Percheron: This elegant breed was developed in La Perche, in the south of Normandy. Its exact origins are unknown, but one theory is that the Percheron and the Boulonnais breed are closely related. In the eighteenth century, arab stallions at the Royal stud at La Pin were made available to breeders of Percherons to upgrade their stock. The great strength and courage of the breed made it very popular as a war horse. They were also in great demand world wide as coach and farm horses.

First imported into the United States in 1839, the ocean voyage proved to be difficult and few horses survived the trip. Although the first importations of the breed were less than successful, one stallion, named Diligence, lived through hardship and later was credited with siring almost 400 foals. Later importing efforts were more successful and by 1906, over 13,000 horses were imported to the United States from France. Today the breed is still used in forestry and farm work. They are crossbred with lighter horses to produce heavy hunters with good dispositions. The horses are often used for parades, they can also be found pulling carriages in tourist area's. One of the most famous horse teams in the United States is the Heinz team, whose appearances have included multiple showings at the Tournament of Roses Parade.

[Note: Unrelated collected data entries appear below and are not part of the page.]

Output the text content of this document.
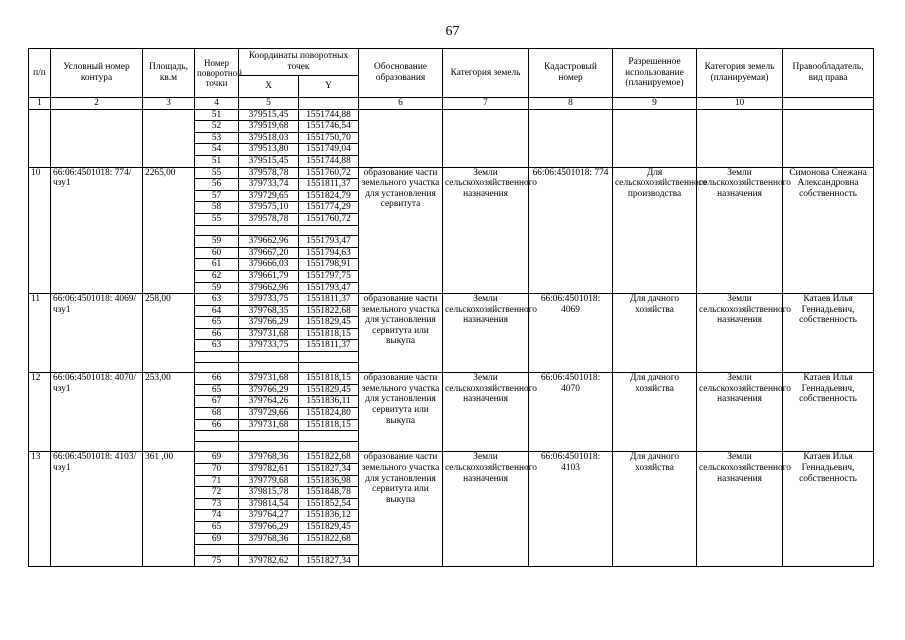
67
п/п	Условный номер контура	Площадь, кв.м	Номер поворотной точки	Координаты поворотных точек		Обоснование образования	Категория земель	Кадастровый номер	Разрешенное использование (планируемое)	Категория земель (планируемая)	Правообладатель, вид права
				X	Y						
1	2	3	4	5		6	7	8	9	10	
			51	379515,45	1551744,88						
			52	379519,68	1551746,54						
			53	379518,03	1551750,70						
			54	379513,80	1551749,04						
			51	379515,45	1551744,88						
10	66:06:4501018: 774/чзу1	2265,00	55	379578,78	1551760,72	образование части земельного участка для установления сервитута	Земли сельскохозяйственного назначения	66:06:4501018: 774	Для сельскохозяйственного производства	Земли сельскохозяйственного назначения	Симонова Снежана Александровна собственность
			56	379733,74	1551811,37						
			57	379729,65	1551824,79						
			58	379575,10	1551774,29						
			55	379578,78	1551760,72						

			59	379662,96	1551793,47						
			60	379667,20	1551794,63						
			61	379666,03	1551798,91						
			62	379661,79	1551797,75						
			59	379662,96	1551793,47						
11	66:06:4501018: 4069/чзу1	258,00	63	379733,75	1551811,37	образование части земельного участка для установления сервитута или выкупа	Земли сельскохозяйственного назначения	66:06:4501018: 4069	Для дачного хозяйства	Земли сельскохозяйственного назначения	Катаев Илья Геннадьевич, собственность
			64	379768,35	1551822,68						
			65	379766,29	1551829,45						
			66	379731,68	1551818,15						
			63	379733,75	1551811,37						

12	66:06:4501018: 4070/чзу1	253,00	66	379731,68	1551818,15	образование части земельного участка для установления сервитута или выкупа	Земли сельскохозяйственного назначения	66:06:4501018: 4070	Для дачного хозяйства	Земли сельскохозяйственного назначения	Катаев Илья Геннадьевич, собственность
			65	379766,29	1551829,45						
			67	379764,26	1551836,11						
			68	379729,66	1551824,80						
			66	379731,68	1551818,15						

13	66:06:4501018: 4103/чзу1	361 ,00	69	379768,36	1551822,68	образование части земельного участка для установления сервитута или выкупа	Земли сельскохозяйственного назначения	66:06:4501018: 4103	Для дачного хозяйства	Земли сельскохозяйственного назначения	Катаев Илья Геннадьевич, собственность
			70	379782,61	1551827,34						
			71	379779,68	1551836,98						
			72	379815,78	1551848,78						
			73	379814,54	1551852,54						
			74	379764,27	1551836,12						
			65	379766,29	1551829,45						
			69	379768,36	1551822,68						

			75	379782,62	1551827,34						
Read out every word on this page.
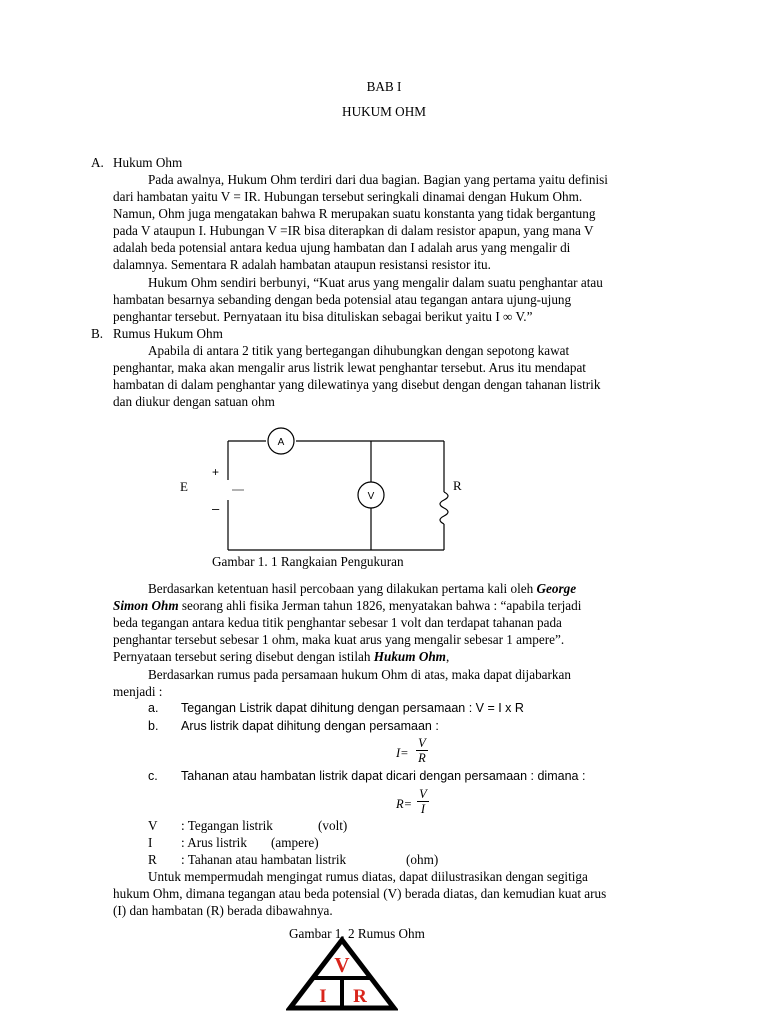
BAB I
HUKUM OHM
A. Hukum Ohm
Pada awalnya, Hukum Ohm terdiri dari dua bagian. Bagian yang pertama yaitu definisi
dari hambatan yaitu V = IR. Hubungan tersebut seringkali dinamai dengan Hukum Ohm.
Namun, Ohm juga mengatakan bahwa R merupakan suatu konstanta yang tidak bergantung
pada V ataupun I. Hubungan V =IR bisa diterapkan di dalam resistor apapun, yang mana V
adalah beda potensial antara kedua ujung hambatan dan I adalah arus yang mengalir di
dalamnya. Sementara R adalah hambatan ataupun resistansi resistor itu.
Hukum Ohm sendiri berbunyi, “Kuat arus yang mengalir dalam suatu penghantar atau
hambatan besarnya sebanding dengan beda potensial atau tegangan antara ujung-ujung
penghantar tersebut. Pernyataan itu bisa dituliskan sebagai berikut yaitu I ∞ V.”
B. Rumus Hukum Ohm
Apabila di antara 2 titik yang bertegangan dihubungkan dengan sepotong kawat
penghantar, maka akan mengalir arus listrik lewat penghantar tersebut. Arus itu mendapat
hambatan di dalam penghantar yang dilewatinya yang disebut dengan dengan tahanan listrik
dan diukur dengan satuan ohm
A
V
+
–
E	R
Gambar 1. 1 Rangkaian Pengukuran
Berdasarkan ketentuan hasil percobaan yang dilakukan pertama kali oleh George
Simon Ohm seorang ahli fisika Jerman tahun 1826, menyatakan bahwa : “apabila terjadi
beda tegangan antara kedua titik penghantar sebesar 1 volt dan terdapat tahanan pada
penghantar tersebut sebesar 1 ohm, maka kuat arus yang mengalir sebesar 1 ampere”.
Pernyataan tersebut sering disebut dengan istilah Hukum Ohm,
Berdasarkan rumus pada persamaan hukum Ohm di atas, maka dapat dijabarkan
menjadi :
a. Tegangan Listrik dapat dihitung dengan persamaan : V = I x R
b. Arus listrik dapat dihitung dengan persamaan :
I=
V
R
c. Tahanan atau hambatan listrik dapat dicari dengan persamaan : dimana :
R=
V
I
V : Tegangan listrik	(volt)
I : Arus listrik (ampere)
R : Tahanan atau hambatan listrik	(ohm)
Untuk mempermudah mengingat rumus diatas, dapat diilustrasikan dengan segitiga
hukum Ohm, dimana tegangan atau beda potensial (V) berada diatas, dan kemudian kuat arus
(I) dan hambatan (R) berada dibawahnya.
Gambar 1. 2 Rumus Ohm
V
I R
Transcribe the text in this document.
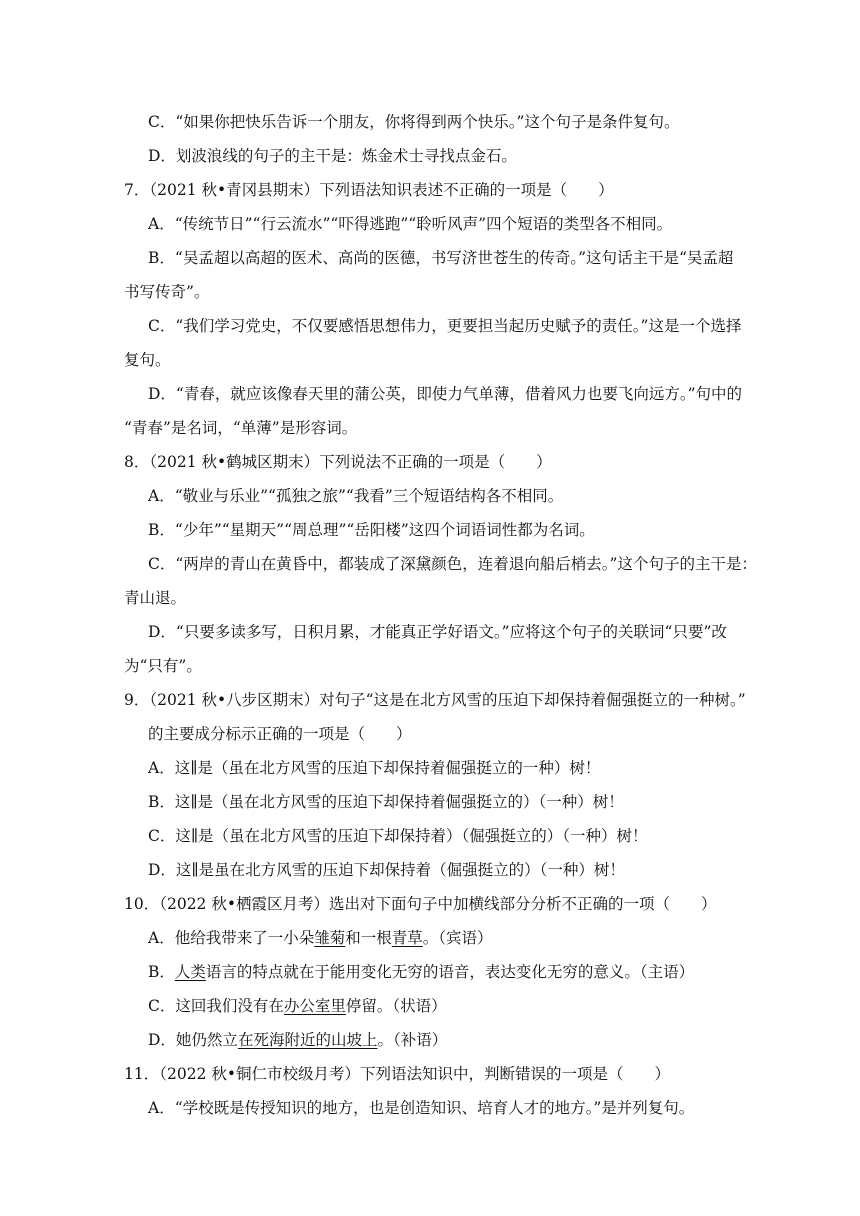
C．“如果你把快乐告诉一个朋友，你将得到两个快乐。”这个句子是条件复句。
D．划波浪线的句子的主干是：炼金术士寻找点金石。
7．（2021 秋•青冈县期末）下列语法知识表述不正确的一项是（　　）
A．“传统节日”“行云流水”“吓得逃跑”“聆听风声”四个短语的类型各不相同。
B．“吴孟超以高超的医术、高尚的医德，书写济世苍生的传奇。”这句话主干是“吴孟超
书写传奇”。
C．“我们学习党史，不仅要感悟思想伟力，更要担当起历史赋予的责任。”这是一个选择
复句。
D．“青春，就应该像春天里的蒲公英，即使力气单薄，借着风力也要飞向远方。”句中的
“青春”是名词，“单薄”是形容词。
8．（2021 秋•鹤城区期末）下列说法不正确的一项是（　　）
A．“敬业与乐业”“孤独之旅”“我看”三个短语结构各不相同。
B．“少年”“星期天”“周总理”“岳阳楼”这四个词语词性都为名词。
C．“两岸的青山在黄昏中，都装成了深黛颜色，连着退向船后梢去。”这个句子的主干是：
青山退。
D．“只要多读多写，日积月累，才能真正学好语文。”应将这个句子的关联词“只要”改
为“只有”。
9．（2021 秋•八步区期末）对句子“这是在北方风雪的压迫下却保持着倔强挺立的一种树。”
的主要成分标示正确的一项是（　　）
A．这∥是（虽在北方风雪的压迫下却保持着倔强挺立的一种）树！
B．这∥是（虽在北方风雪的压迫下却保持着倔强挺立的）（一种）树！
C．这∥是（虽在北方风雪的压迫下却保持着）（倔强挺立的）（一种）树！
D．这∥是虽在北方风雪的压迫下却保持着（倔强挺立的）（一种）树！
10．（2022 秋•栖霞区月考）选出对下面句子中加横线部分分析不正确的一项（　　）
A．他给我带来了一小朵雏菊和一根青草。（宾语）
B．人类语言的特点就在于能用变化无穷的语音，表达变化无穷的意义。（主语）
C．这回我们没有在办公室里停留。（状语）
D．她仍然立在死海附近的山坡上。（补语）
11．（2022 秋•铜仁市校级月考）下列语法知识中，判断错误的一项是（　　）
A．“学校既是传授知识的地方，也是创造知识、培育人才的地方。”是并列复句。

Percherons generally stand between 16.2 and 17.3 hands high. Although the world's largest horse on record was a US bred percheron named Dr. Le Gear, who stood at 21 hands high and weighed over 2900lbs. The average weight of the breed is around 1,900 pounds, although the top weight is around 2,600 pounds. They are generally gray or black in coloring. Described as proud and alert, intelligent and willing workers, they are considered to be uncomplicated to train and easy keepers.